PC1 can ping and reach PC2
PC2 can ping and reach PC1

When I copy a file from PC1 to PC2 or PC2 to PC1, it's done at around 470KB/s.... slowwww

On both wraps, openvpn WCPU runs over 50%.


I tried openvpn with tun, aka IP over IP but even with bridging it's not working and didn't investigate further on, as I had a working link.

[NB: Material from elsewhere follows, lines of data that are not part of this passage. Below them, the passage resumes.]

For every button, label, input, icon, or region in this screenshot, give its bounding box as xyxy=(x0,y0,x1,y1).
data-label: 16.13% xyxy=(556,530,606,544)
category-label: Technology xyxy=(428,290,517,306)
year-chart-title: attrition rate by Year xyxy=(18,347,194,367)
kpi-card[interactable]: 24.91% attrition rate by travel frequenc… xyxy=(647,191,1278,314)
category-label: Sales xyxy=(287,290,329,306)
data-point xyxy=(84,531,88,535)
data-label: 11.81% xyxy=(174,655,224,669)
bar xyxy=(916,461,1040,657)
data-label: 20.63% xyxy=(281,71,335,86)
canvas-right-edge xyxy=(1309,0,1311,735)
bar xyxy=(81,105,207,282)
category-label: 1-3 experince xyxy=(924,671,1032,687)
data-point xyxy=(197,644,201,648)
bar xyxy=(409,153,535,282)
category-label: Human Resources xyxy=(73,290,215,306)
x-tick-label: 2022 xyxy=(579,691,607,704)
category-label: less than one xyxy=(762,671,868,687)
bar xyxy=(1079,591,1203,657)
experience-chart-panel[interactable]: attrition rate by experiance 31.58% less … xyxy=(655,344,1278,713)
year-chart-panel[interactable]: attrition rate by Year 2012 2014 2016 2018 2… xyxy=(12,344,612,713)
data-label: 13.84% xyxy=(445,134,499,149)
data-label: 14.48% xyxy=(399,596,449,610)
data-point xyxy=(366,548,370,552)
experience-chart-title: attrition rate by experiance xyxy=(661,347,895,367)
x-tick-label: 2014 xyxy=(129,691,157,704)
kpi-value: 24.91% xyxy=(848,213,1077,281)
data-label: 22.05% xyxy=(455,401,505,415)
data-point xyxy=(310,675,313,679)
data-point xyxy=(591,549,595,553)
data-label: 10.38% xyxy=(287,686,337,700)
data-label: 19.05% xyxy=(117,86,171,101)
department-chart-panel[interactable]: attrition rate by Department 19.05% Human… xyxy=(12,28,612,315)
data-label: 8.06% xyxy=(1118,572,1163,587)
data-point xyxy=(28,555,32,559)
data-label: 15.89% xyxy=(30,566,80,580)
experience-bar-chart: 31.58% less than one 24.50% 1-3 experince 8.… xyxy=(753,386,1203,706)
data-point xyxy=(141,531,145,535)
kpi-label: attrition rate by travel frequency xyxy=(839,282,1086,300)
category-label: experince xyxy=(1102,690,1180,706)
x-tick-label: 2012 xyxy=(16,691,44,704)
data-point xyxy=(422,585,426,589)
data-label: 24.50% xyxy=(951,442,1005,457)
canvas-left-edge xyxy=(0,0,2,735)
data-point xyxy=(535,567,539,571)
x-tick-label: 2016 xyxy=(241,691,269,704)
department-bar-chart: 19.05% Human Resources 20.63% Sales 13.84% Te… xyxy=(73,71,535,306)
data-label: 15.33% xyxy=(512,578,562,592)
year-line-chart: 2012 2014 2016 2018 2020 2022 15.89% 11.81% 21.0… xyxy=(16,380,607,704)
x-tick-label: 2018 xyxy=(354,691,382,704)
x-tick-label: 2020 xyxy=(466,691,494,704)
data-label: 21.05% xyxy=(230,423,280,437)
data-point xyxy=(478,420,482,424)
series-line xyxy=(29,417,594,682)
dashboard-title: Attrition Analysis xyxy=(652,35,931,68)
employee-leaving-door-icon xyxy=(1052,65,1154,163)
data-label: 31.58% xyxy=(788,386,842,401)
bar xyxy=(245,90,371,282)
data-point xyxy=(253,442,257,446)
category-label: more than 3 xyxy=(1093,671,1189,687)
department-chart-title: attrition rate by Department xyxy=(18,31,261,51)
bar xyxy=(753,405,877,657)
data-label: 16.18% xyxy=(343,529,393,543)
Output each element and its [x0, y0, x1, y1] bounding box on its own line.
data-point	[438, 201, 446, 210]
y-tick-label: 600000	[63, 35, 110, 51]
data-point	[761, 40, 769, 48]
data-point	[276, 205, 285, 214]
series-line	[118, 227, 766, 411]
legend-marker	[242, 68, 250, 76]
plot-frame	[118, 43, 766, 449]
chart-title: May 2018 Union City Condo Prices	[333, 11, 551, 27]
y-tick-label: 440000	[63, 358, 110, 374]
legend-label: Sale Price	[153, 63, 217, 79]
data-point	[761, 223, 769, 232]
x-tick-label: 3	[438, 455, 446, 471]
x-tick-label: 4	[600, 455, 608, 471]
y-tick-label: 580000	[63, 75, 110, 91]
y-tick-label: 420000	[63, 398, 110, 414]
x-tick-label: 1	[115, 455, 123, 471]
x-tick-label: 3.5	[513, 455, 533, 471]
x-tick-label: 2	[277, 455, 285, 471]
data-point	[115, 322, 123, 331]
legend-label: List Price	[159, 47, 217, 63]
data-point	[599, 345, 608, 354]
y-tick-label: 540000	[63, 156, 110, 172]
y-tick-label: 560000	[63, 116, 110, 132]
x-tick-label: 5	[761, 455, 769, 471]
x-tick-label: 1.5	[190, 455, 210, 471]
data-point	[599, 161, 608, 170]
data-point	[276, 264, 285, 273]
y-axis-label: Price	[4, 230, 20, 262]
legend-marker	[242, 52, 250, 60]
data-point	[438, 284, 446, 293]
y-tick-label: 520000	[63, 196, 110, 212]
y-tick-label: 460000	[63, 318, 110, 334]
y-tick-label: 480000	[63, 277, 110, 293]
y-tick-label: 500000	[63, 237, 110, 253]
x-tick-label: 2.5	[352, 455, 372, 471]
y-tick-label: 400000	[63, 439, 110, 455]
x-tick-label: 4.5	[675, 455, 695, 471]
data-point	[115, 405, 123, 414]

Is there's a way to maximise troughoutput or any other way to do this transparent bridge faster ?

Regards,

Cedric


----------



## aragon (Aug 19, 2010)

Unfortunately running a wireless client bridge is not so simple.  It's not possible due to wifi spec.  You need to be able to run in WDS mode, or you need to implement a layer 3 bridge (aka proxy arp).


----------



## SirDice (Aug 19, 2010)

aragon said:
			
		

> Unfortunately running a wireless client bridge is not so simple.  It's not possible due to wifi spec.


No, it's not possible because not all wifi drivers allow spoofing of a MAC address. This is required for a bridge to work. It has nothing to do with the Wifi specs.


----------



## Cede (Aug 20, 2010)

*OK, I'm done*

I looked at proxy arp.... too much trouble for my single neuro

I grabbed vtund and thrown it at the wrap boards

Ap is configured like a vtun server, and tap0 is bridged to sis0 (the local network)
Client is configured like a vtun client , and client tap0 is bridged to client sis0 (the other part of the local network)
I use no compression as well as no cyphering.
ath0's are configured as AP and client with their own subnet

The result is that I can see both parts of the networks from either side of the wireless link.
Plus the bandwith in the tunnel is close to the wireless bandwidth and that's what I was looking for.

Need to backup the FreeBSD install on wrap boards and put the antennas in place.

Regards,

Cedric


----------